As minhas saudades habitam, agora, os longos e silentes corredores do imaginário, por onde parecem vagar os fantasmas azuis das lembranças, em molduras de fumaça, evanescências do ontem. Caminhos dos meus pretéritos. Cenas dos meus outroras aflorando em fantasias ou cenários daqueles antanhos, transformados em devaneios. Atores cumprindo o desiderato do tempo, gente que foi gente e gente que não é mais gente. Parentes sentados no alpendre de casa, em pesadas cadeiras de maciça madeira, a fiarem conversa na boquinha da noite, depois da suculenta ceia. Da tapioca molhada e do café com bolachas americanas, quebradas e sobrenadantes. Rodas de manteiga a flutuarem no negro conteúdo da xícara, sem inibir vontades e sem impedir desejos de paladares assim. Ou colegas que foram companheiros da rua, no lúdico dos dias e no palavreado das noites, que partilharam das emoções primeiras, de amores nos inícios e de paixões rompidas. Ouviram segredos contados aos ouvidos, cochichados, pois!
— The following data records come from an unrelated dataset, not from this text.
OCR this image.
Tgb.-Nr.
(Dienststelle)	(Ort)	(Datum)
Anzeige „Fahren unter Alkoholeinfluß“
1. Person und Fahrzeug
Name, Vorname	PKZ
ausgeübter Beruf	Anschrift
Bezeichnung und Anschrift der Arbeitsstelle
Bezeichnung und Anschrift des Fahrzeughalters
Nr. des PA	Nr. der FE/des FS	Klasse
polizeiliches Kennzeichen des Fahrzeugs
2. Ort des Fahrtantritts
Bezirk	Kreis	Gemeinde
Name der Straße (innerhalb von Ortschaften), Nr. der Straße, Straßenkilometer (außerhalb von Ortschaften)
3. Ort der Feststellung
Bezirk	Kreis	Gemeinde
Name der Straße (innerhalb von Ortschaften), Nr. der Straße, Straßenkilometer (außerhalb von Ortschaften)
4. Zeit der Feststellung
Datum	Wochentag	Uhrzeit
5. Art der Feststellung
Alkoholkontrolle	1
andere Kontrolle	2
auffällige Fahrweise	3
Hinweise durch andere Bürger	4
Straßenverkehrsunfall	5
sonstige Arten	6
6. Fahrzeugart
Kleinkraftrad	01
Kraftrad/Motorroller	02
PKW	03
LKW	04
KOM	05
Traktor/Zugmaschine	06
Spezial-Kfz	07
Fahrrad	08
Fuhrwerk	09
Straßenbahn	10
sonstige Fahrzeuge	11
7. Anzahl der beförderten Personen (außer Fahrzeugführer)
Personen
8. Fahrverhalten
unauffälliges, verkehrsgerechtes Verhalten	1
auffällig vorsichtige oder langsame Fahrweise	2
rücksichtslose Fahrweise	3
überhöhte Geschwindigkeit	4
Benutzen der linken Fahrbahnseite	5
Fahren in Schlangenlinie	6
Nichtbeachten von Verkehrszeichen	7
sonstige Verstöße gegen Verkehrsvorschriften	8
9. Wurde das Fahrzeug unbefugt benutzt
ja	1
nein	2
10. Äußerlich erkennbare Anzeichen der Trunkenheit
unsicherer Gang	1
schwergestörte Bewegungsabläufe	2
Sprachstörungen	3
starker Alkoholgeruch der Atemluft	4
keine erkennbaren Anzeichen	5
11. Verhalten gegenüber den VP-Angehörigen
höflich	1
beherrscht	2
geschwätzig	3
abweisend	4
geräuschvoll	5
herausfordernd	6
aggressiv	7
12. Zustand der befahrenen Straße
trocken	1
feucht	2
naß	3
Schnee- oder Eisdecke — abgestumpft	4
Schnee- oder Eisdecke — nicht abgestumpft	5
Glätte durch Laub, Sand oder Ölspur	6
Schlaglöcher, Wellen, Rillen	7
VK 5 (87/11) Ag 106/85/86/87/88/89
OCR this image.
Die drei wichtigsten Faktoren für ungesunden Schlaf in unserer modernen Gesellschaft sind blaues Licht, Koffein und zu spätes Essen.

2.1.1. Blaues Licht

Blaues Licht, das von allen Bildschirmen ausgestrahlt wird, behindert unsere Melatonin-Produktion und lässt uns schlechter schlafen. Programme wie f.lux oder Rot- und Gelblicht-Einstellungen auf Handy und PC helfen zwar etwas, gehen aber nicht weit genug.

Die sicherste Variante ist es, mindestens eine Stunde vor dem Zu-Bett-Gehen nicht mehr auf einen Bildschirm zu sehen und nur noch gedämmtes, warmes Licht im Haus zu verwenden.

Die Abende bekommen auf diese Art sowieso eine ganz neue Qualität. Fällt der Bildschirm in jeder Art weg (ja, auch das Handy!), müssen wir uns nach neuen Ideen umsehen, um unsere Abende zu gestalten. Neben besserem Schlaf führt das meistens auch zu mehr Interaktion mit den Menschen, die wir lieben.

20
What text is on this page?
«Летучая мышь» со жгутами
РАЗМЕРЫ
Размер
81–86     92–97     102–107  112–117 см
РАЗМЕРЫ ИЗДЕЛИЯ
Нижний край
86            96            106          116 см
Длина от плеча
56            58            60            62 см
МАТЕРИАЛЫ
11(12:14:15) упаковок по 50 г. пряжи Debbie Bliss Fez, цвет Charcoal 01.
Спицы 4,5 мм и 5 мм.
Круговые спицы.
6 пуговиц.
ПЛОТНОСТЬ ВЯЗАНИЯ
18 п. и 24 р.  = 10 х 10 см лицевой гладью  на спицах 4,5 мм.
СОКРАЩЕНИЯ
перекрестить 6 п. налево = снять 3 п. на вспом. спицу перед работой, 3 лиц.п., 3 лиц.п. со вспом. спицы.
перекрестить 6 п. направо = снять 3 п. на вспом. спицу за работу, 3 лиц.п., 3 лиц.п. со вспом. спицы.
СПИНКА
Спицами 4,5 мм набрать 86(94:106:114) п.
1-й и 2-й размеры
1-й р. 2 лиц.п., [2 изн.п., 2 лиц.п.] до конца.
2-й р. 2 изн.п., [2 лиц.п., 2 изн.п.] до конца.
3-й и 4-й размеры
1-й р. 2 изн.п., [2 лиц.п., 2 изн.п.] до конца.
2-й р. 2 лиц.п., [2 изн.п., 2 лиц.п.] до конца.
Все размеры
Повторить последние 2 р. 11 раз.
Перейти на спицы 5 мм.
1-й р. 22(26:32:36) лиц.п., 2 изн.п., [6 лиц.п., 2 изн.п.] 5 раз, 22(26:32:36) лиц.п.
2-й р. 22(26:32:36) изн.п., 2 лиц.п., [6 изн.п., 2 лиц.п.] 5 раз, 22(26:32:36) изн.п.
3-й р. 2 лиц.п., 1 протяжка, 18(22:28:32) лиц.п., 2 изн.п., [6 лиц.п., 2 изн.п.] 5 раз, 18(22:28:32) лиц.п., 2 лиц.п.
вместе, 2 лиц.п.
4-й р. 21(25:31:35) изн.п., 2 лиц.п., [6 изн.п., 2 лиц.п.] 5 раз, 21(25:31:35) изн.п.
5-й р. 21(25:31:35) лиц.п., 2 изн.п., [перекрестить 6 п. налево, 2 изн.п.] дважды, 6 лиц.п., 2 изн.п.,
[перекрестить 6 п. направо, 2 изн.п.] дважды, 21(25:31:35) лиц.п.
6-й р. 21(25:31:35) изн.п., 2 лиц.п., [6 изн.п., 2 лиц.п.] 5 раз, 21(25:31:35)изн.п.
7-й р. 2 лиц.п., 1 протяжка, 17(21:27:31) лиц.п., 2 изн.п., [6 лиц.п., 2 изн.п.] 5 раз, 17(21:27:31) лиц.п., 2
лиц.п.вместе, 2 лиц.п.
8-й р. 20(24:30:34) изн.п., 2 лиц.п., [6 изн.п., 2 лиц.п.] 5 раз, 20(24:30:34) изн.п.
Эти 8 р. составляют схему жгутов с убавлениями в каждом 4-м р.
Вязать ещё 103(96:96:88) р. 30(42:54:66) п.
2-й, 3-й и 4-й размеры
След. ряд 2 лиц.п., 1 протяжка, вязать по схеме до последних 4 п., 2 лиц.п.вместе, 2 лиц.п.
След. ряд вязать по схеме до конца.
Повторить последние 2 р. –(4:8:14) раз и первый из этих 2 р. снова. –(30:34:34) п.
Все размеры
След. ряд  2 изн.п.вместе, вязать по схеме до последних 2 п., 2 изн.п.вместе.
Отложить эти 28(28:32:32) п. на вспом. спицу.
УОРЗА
Há sonhos que chegam assim, como esses, do meu hoje, em noite de insônia e há outros que esperam a hora dos anjos, o angelical momento do inteiramente onírico, para o retorno nos anos. Promovem, então, os milagres todos, fazem renascer os que já se foram e não viram um futuro que virou presente e já é passado. Dão a cada qual a face que se deseja pudessem ter, se vivos estivessem e se sentados por cá ficassem olhando o écran do computador, assistindo a emergência da criação ou a metamorfose do texto, do pensamento se materializando em letras e vocábulos, tomando a forma de frases e de períodos, vírgulas e ponto final. Vestidos à moda daqueles pretéritos falam do experimentado neste maravilhoso banquete da existência terrena. Pedem ou não pedem orações e invocações, sem deixar que as evocações se percam na largueza do éter. Fisionomias reparadas, cabelos repostos e rugas vencidas! Depois se vão, encantam-se outra vez!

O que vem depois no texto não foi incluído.